Voor de betrokken ‘minderheden’ vormt het wetsvoorstel een belangrijk signaal. ‘Dit is een mijlpaal’, zegt Anke Hintjens van de Federatie Werkgroepen Homoseksualiteit (FWH). ‘Als de tekst wordt goedgekeurd, zullen we dit jaar op Roze Zaterdag eindelijk écht reden hebben om te feesten.’

Ook Mohammed Chakkar, coördinator van de Federatie van Marokkaanse Verenigingen, is tevreden. ‘Een goed functionerende wet tegen discriminatie is voor ons belangrijker dan lokaal stemrecht voor migranten’, zegt hij.

EEN SOORT ZELFCENSUUR

Niet iedereen is even enthousiast. ‘Ik sta heel kritisch tegenover zulke wetten,’ zegt Paul Van Orshoven, hoofd van de afdeling Publiekrecht van de Katholieke Universiteit Leuven, ‘al geeft dit wetsvoorstel blijk van de beste bedoelingen. Racisme en discriminatie zijn inderdaad een slepende ziekte aan het worden, en niet alleen bij de kiezers van het Vlaams Blok. Het is goed dat we daar iets aan doen.’

Hij gelooft echter niet dat wettelijke initiatieven daartoe de beste remedie vormen. ‘Discriminatie is een maatschappelijk fenomeen dat in hoofdzaak met attitudes te maken heeft. Ik twijfel eraan of je met rechtsregels het gedrag van mensen kunt bijsturen. In het beste geval regel je alleen het uitwendige gedrag, maar niet de onderliggende overtuiging.’

Volgens senator Meryem Kaçar (Agalev), verslaggeefster van het voorstel in de commissie Justitie, kan een mentaliteit wél via rechtsregels worden omgebogen. ‘Op dat vlak getuigt deze wet dan ook van een mentaliteitswijziging bij de wetgevers. Wij zien het nu als onze plicht om de maatschappij duidelijk te maken dat dit soort gedrag niet langer wordt getolereerd.’

Discriminatie wordt dus niet meer gepikt. Die niet mis te begrijpen boodschap is volgens een aantal organisaties die voor de in de wet geviseerde doelgroepen opkomen de kracht van het voorstel.
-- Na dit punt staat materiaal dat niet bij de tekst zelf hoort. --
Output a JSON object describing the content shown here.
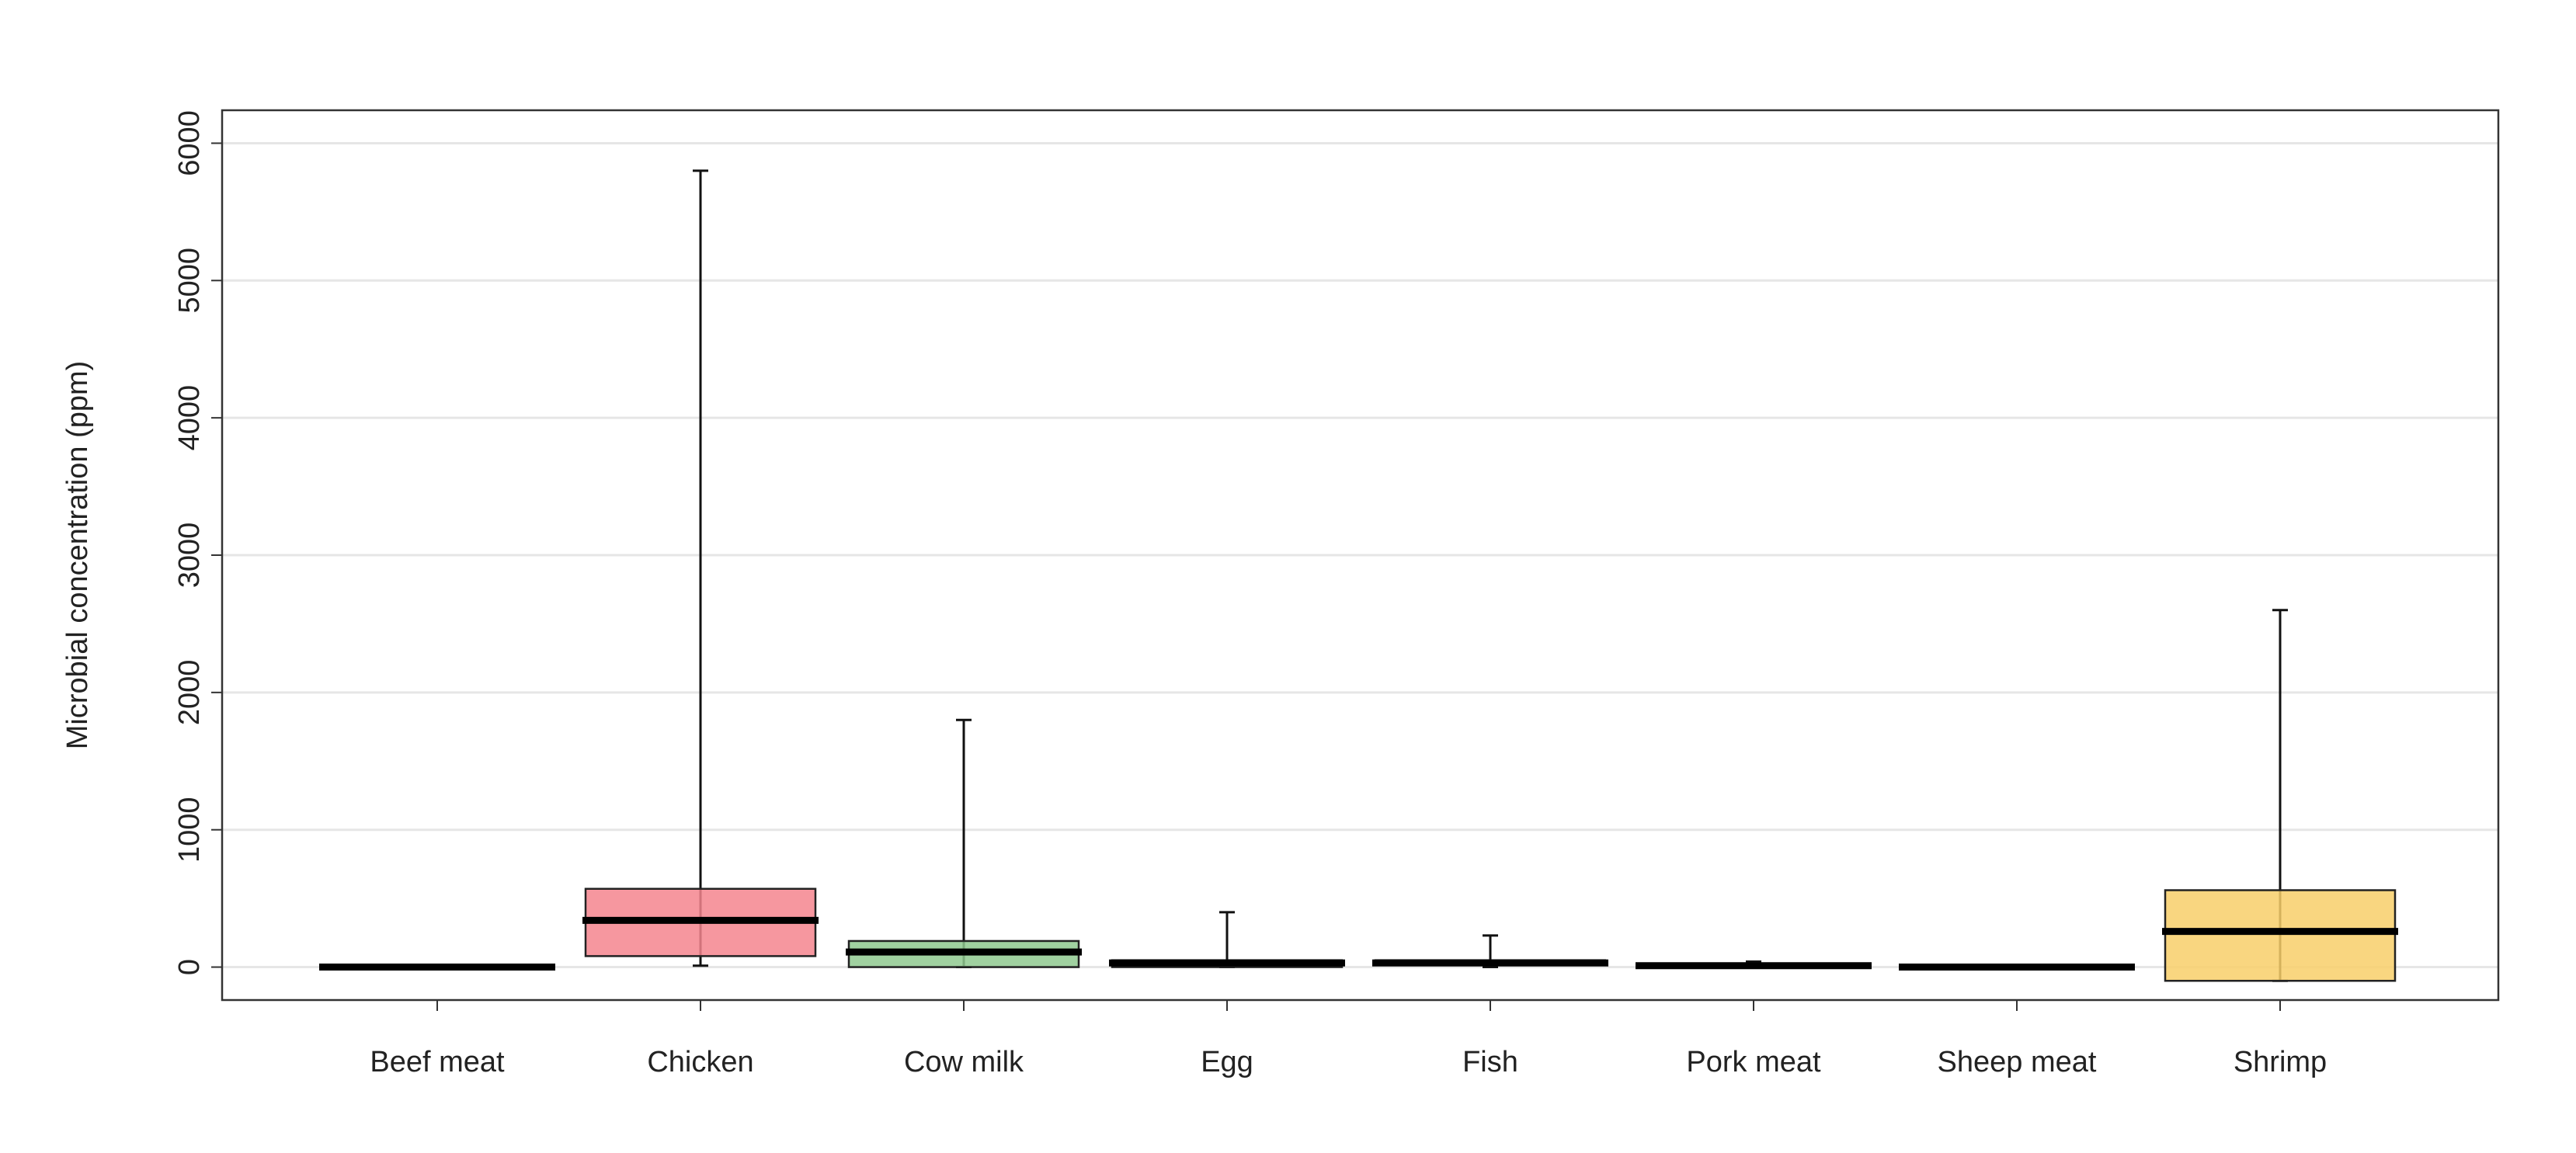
{
  "chart_data": {
    "type": "box",
    "ylabel": "Microbial concentration (ppm)",
    "categories": [
      "Beef meat",
      "Chicken",
      "Cow milk",
      "Egg",
      "Fish",
      "Pork meat",
      "Sheep meat",
      "Shrimp"
    ],
    "boxes": [
      {
        "min": 0,
        "q1": 0,
        "median": 0,
        "q3": 5,
        "max": 10
      },
      {
        "min": 10,
        "q1": 80,
        "median": 340,
        "q3": 570,
        "max": 5800
      },
      {
        "min": 0,
        "q1": 0,
        "median": 110,
        "q3": 190,
        "max": 1800
      },
      {
        "min": 0,
        "q1": 0,
        "median": 30,
        "q3": 50,
        "max": 400
      },
      {
        "min": 0,
        "q1": 20,
        "median": 30,
        "q3": 50,
        "max": 230
      },
      {
        "min": 0,
        "q1": 0,
        "median": 10,
        "q3": 20,
        "max": 40
      },
      {
        "min": 0,
        "q1": 0,
        "median": 0,
        "q3": 5,
        "max": 10
      },
      {
        "min": -100,
        "q1": -100,
        "median": 260,
        "q3": 560,
        "max": 2600
      }
    ],
    "colors": [
      "#b0b0b0",
      "#f4858e",
      "#8fc98f",
      "#c8c8c8",
      "#b8c4d0",
      "#c0c0c0",
      "#c0c0c0",
      "#f8cf6a"
    ],
    "ylim": [
      -240,
      6240
    ],
    "yticks": [
      0,
      1000,
      2000,
      3000,
      4000,
      5000,
      6000
    ],
    "grid": true
  }
}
Chakkar: ‘Mentaliteit verander je inderdaad niet met een wet, maar wel door educatie en opvoeding. De wet is echter nodig om wangedrag aan te pakken. Als de overheid en de betrokken organisaties nu ook nog ruchtbaarheid aan de wet geven, kan dat bovendien ook sensibiliserend werken.’
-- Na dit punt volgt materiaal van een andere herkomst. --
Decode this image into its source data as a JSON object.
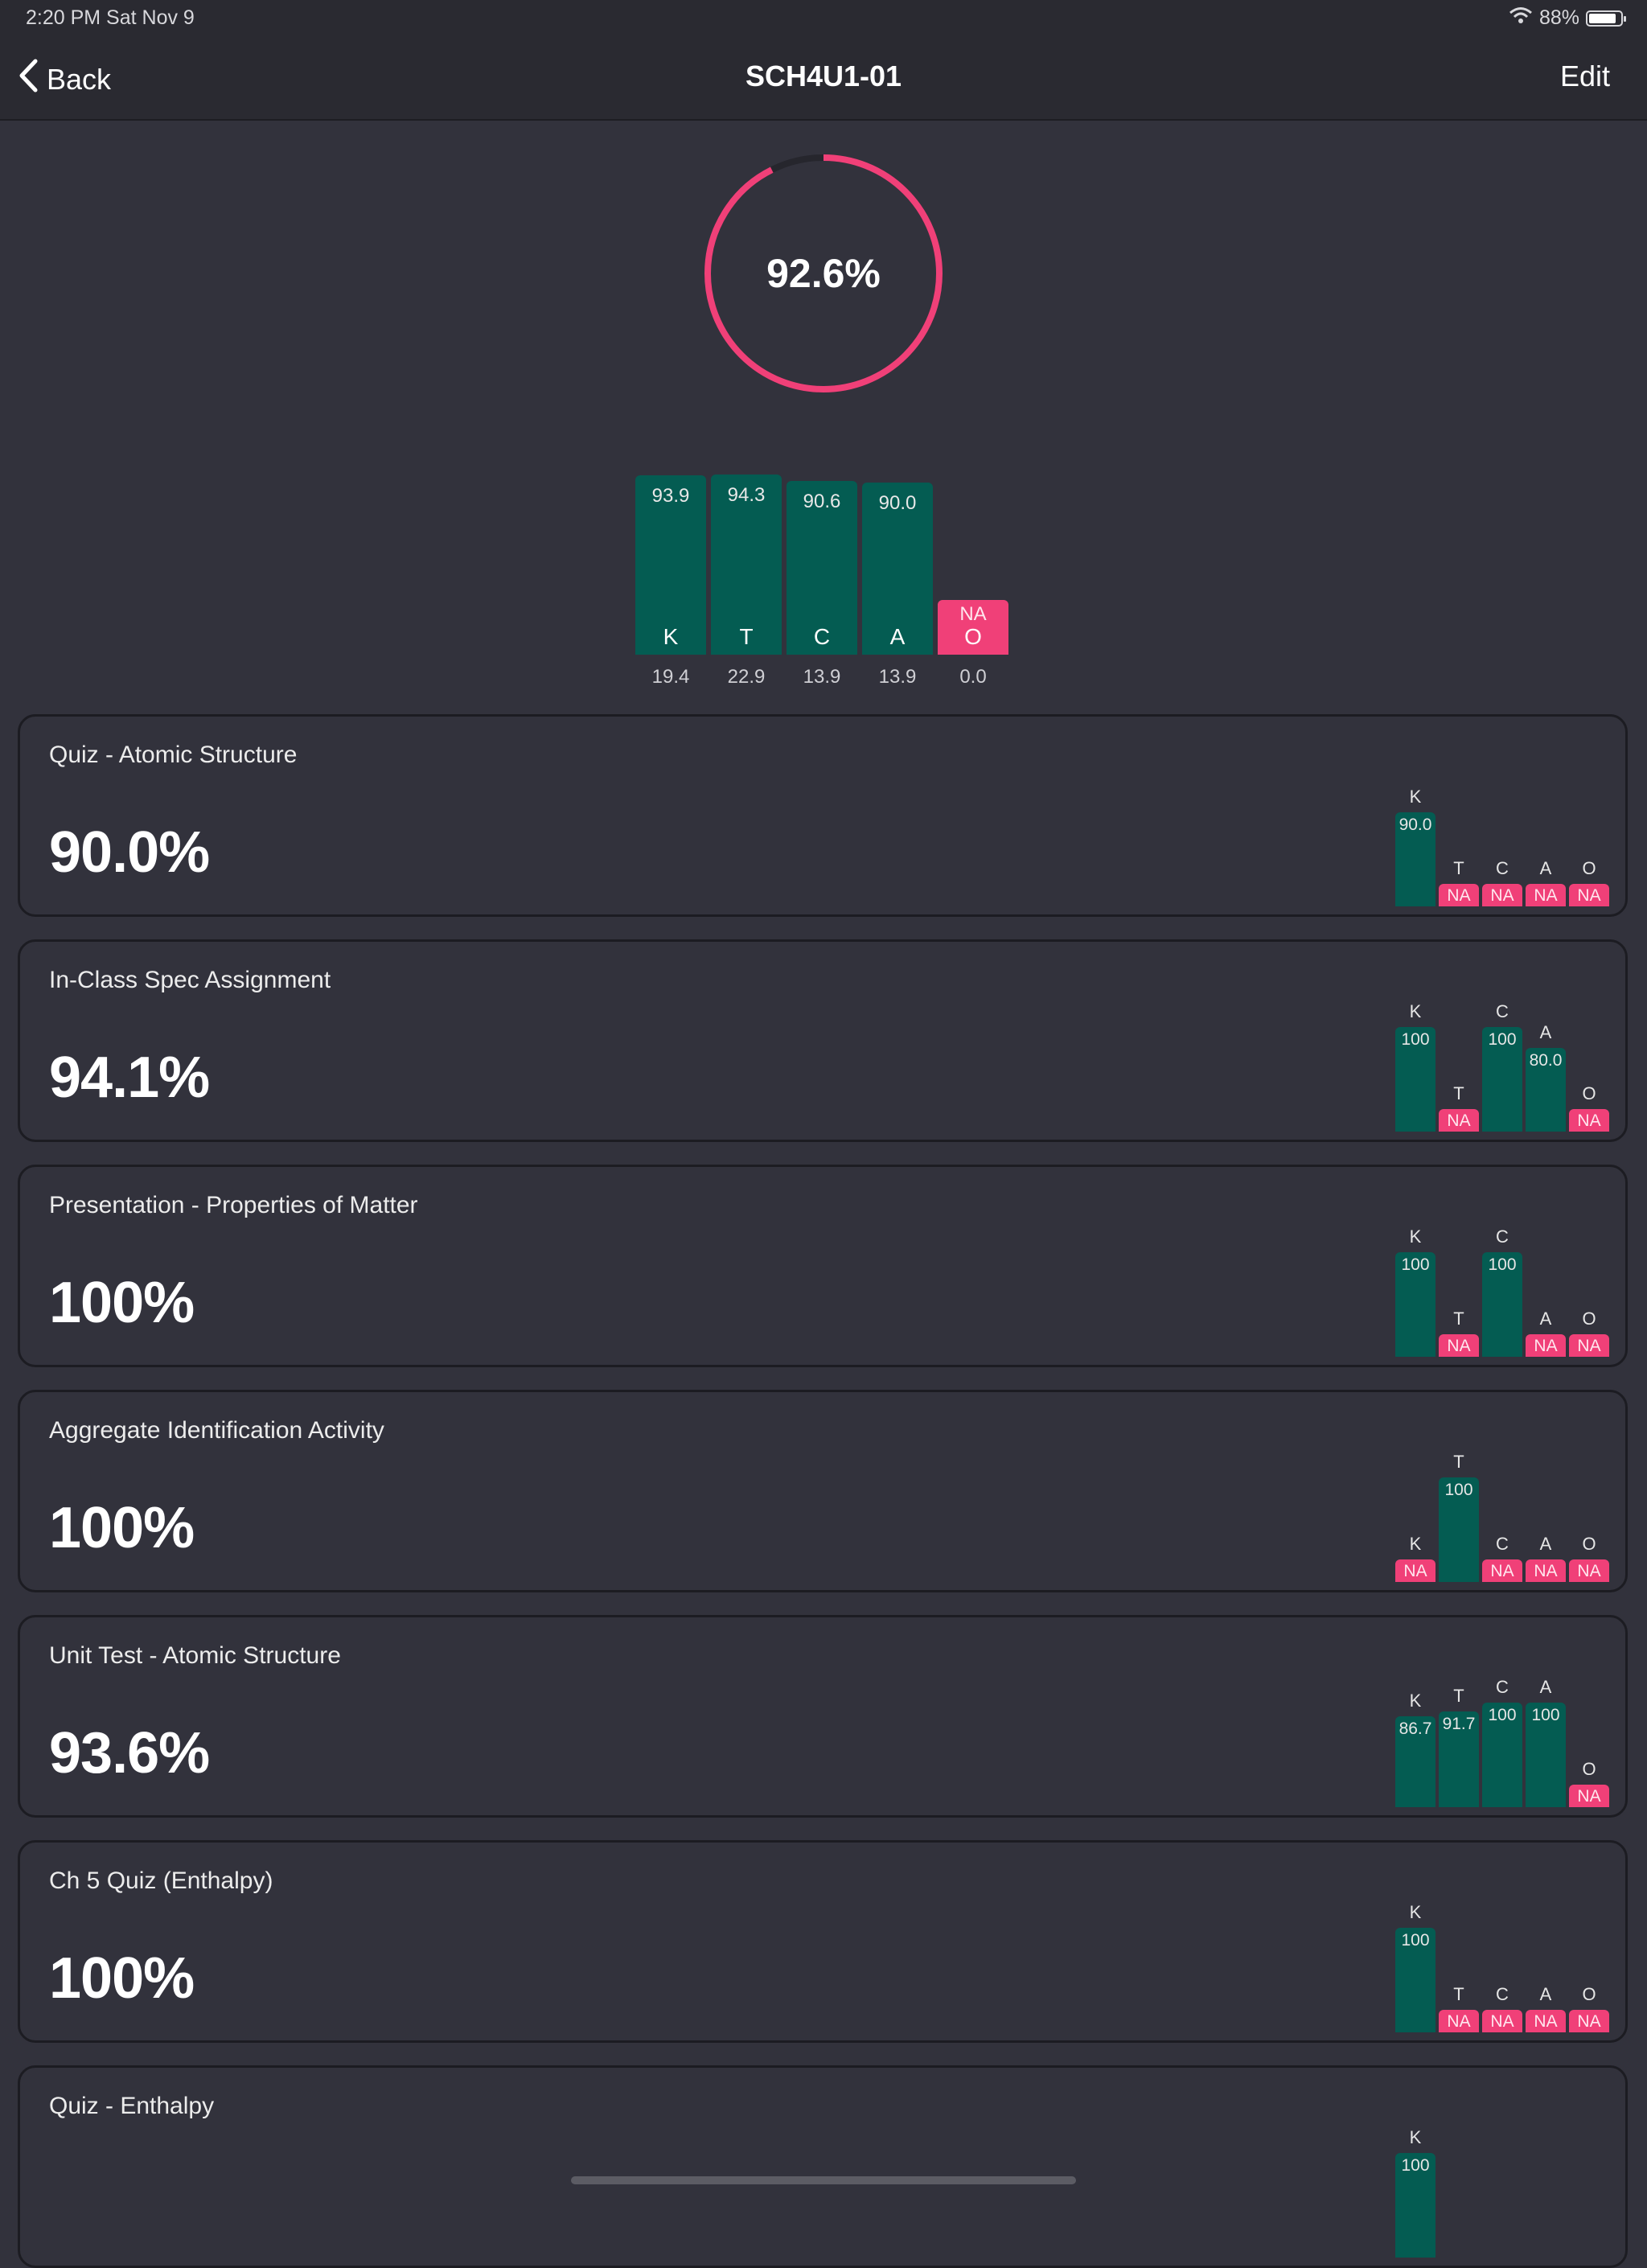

De tekst bepaalt op basis van welke criteria discriminatie verboden is. Dat houdt impliciet in dat niet-vermelde criteria, zoals taal, politieke overtuiging en IQ, wel aan de basis van ongelijke behandeling mogen liggen. ‘Dat is discriminatoir’, aldus Van Orshoven. ‘Wie geeft de overheid het recht om te zeggen dat ongelijke behandeling op basis van ras en geslacht niet mag, maar op basis van politieke overtuiging wel?’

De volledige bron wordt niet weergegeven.